HASC Hearing: Engagement with Allies and Partners

3/21/2022

By Michael Johns, - NDIA Junior Policy Fellow

 

Since Russia began its invasion of Ukraine on February 24, both countries have become the focal points of the most significant European security crisis in decades. United States policymakers seeking to respond to the invasion have rightly attempted to work as closely as possible with U.S. allies and partners to coordinate a full-spectrum response to the invasion that includes both punitive measures toward Russia and supportive policies toward Ukraine.
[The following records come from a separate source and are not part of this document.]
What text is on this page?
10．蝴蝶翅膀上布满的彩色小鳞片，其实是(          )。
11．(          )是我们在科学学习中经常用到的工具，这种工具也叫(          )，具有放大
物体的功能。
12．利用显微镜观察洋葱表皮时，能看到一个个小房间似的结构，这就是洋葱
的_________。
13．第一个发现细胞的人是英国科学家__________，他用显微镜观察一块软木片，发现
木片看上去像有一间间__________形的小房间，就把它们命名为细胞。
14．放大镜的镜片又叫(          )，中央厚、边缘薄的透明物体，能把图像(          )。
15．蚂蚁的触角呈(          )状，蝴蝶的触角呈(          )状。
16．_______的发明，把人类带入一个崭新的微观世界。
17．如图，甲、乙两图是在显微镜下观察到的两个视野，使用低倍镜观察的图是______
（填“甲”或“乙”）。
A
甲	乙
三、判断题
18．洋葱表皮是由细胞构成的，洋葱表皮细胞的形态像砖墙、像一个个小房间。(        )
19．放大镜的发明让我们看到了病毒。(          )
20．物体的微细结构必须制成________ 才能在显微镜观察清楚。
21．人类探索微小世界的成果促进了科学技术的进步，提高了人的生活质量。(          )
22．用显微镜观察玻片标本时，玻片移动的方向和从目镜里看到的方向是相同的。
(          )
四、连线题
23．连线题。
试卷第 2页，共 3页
While the strength of these alliances and partnerships are being tested in response to this crisis, it is of the utmost importance that U.S. policymakers continue to strengthen this collaborative network of allies and partners that form the basis of U.S. influence abroad.

To this end, Chairman Adam Smith of the House Armed Services Committee (HASC) called a hearing last Tuesday titled “Engagement with Allies and Partners.” This hearing’s stated aim was to “evaluate the effectiveness of the departments’ employment of security cooperation, security assistance, and other programs authorized by Congress for such purposes.” There were two witnesses for the hearing: Dr. Mara Karlin, the Assistant Secretary of Defense for Strategy, Plans and Capabilities; and Ms. Jessica Lewis, the Assistant Secretary of State for Political-Military Affairs.
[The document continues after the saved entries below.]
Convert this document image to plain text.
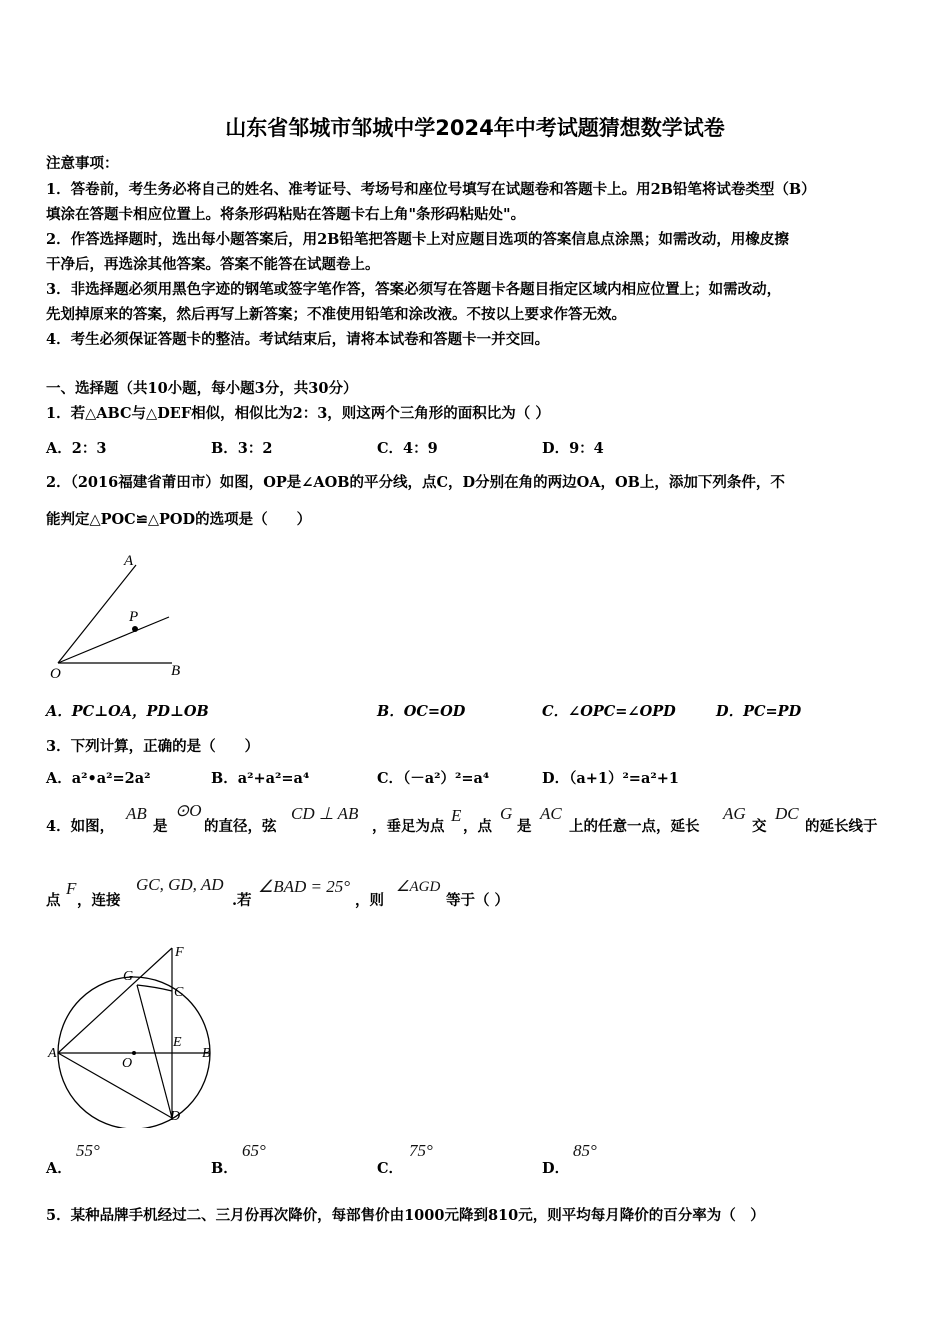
山东省邹城市邹城中学2024年中考试题猜想数学试卷
注意事项：
1．答卷前，考生务必将自己的姓名、准考证号、考场号和座位号填写在试题卷和答题卡上。用2B铅笔将试卷类型（B）
填涂在答题卡相应位置上。将条形码粘贴在答题卡右上角"条形码粘贴处"。
2．作答选择题时，选出每小题答案后，用2B铅笔把答题卡上对应题目选项的答案信息点涂黑；如需改动，用橡皮擦
干净后，再选涂其他答案。答案不能答在试题卷上。
3．非选择题必须用黑色字迹的钢笔或签字笔作答，答案必须写在答题卡各题目指定区域内相应位置上；如需改动，
先划掉原来的答案，然后再写上新答案；不准使用铅笔和涂改液。不按以上要求作答无效。
4．考生必须保证答题卡的整洁。考试结束后，请将本试卷和答题卡一并交回。
一、选择题（共10小题，每小题3分，共30分）
1．若△ABC与△DEF相似，相似比为2：3，则这两个三角形的面积比为（ ）
A．2：3	B．3：2	C．4：9	D．9：4
2．（2016福建省莆田市）如图，OP是∠AOB的平分线，点C，D分别在角的两边OA，OB上，添加下列条件，不
能判定△POC≌△POD的选项是（　　）
A
P
O	B
A．PC⊥OA，PD⊥OB	B．OC=OD	C．∠OPC=∠OPD	D．PC=PD
3．下列计算，正确的是（　　）
A．a²•a²=2a²	B．a²+a²=a⁴	C．（－a²）²=a⁴	D．（a+1）²=a²+1
4．如图，
AB
是
⊙O
的直径，弦
CD ⊥ AB
，垂足为点
E
，点
G
是
AC
上的任意一点，延长
AG
交
DC
的延长线于
点
F
，连接
GC, GD, AD
.若
∠BAD = 25°
，则
∠AGD
等于（ ）
F
G
C
A
O
E
B
D
A．
55°
B．
65°
C．
75°
D．
85°
5．某种品牌手机经过二、三月份再次降价，每部售价由1000元降到810元，则平均每月降价的百分率为（　）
Ms. Lewis’s opening statement openly acknowledged the relevance of the Ukraine context and suggested that it could be interpreted as a positive sign for the strength of U.S. alliances and partnerships, in which multiple countries – “bearing burdens together, with everyone doing their part” – successfully planned and implemented a thorough response to the Ukraine crisis. While affirming the administration’s readiness to engage in diplomacy, she specifically lauded the effort to “[supply] the Ukrainian military with significant lethal and non-lethal training and equipment to bolster its ability to counter Russian aggression.” Importantly, she also clearly affirmed that the U.S. military will never be sent to directly intervene in Ukraine.

Ms. Lewis also contrasted U.S. relationships to its allies and partners – true “partnerships” based on “traditional, and decades old, alliances in Europe and Asia … [bringing] to bear a global network of like-minded states” – against the approach of U.S. adversaries, who simply “seek to advance their own malign interests by co-opting and cajoling countries who are vulnerable to such advances.”

This theme of ‘American values’ as the basis for the strength of U.S. alliances and partnerships was present throughout the hearing; both witnesses specifically affirmed that all relationships should be based not just on U.S. interests but American values. Dr. Karlin herself differentiated U.S. security cooperation as that which has “some real standards,” noting in her opening statement that the U.S. sets “a high bar for human rights, gender equity and equality, humanitarian affairs, and rule of law.”

To improve U.S. security cooperation, Dr. Karlin noted that the Department of Defense is focusing on three priority areas.

The first is concerned with prioritizing “who and what we invest in,” acknowledging that “the way we approach security cooperation with states on the PRC’s and Russia’s periphery fundamentally differs from how we employ security cooperation elsewhere.” Although in most of the world the U.S. attempts to cultivate “select security partners” with regional influence, Dr. Karlin said, on the Chinese and Russian periphery the U.S. instead “emphasizes building resilience and capability to counter coercive or revisionist activity.”

The second priority area is sustainable impact, striving to incorporate longer-term strategic planning into U.S. investments with the goal of ensuring that allies and partners can properly sustain any capabilities the U.S. provides. Dr. Karlin noted that to accomplish this goal, “we are adopting rigorous learning, encouraging our workforce and partners to identify past pitfalls to draw out what success looks like in security cooperation and tailor it to the partner’s context.”

The third priority area is building a more holistic, integrated approach to U.S. security cooperation, which better considers “higher order questions of mission, organizational structure, and personnel.” Dr. Karlin specifically connected this priority area with the previous goal of sustainability, noting that the U.S. is attempting to ensure that “our partnerships are resilient to shocks and stresses and can endure well past the day when we are consistently investing in them.”

As U.S. policymakers attempt to leverage allies and partners to respond to the Ukraine crisis, the HASC hearing last week accounted strongly for the continued importance of those collaborative relationships, based not just on shared interests but also shared history and values, to maintain regional security. This network of alliances and partnerships is the U.S.’s greatest asset comparative to its adversaries. Future policy should carefully consider how these relationships were useful in responding to the Russian invasion of Ukraine, and how they can potentially be strengthened in the hopes of responding more effectively to future security crises.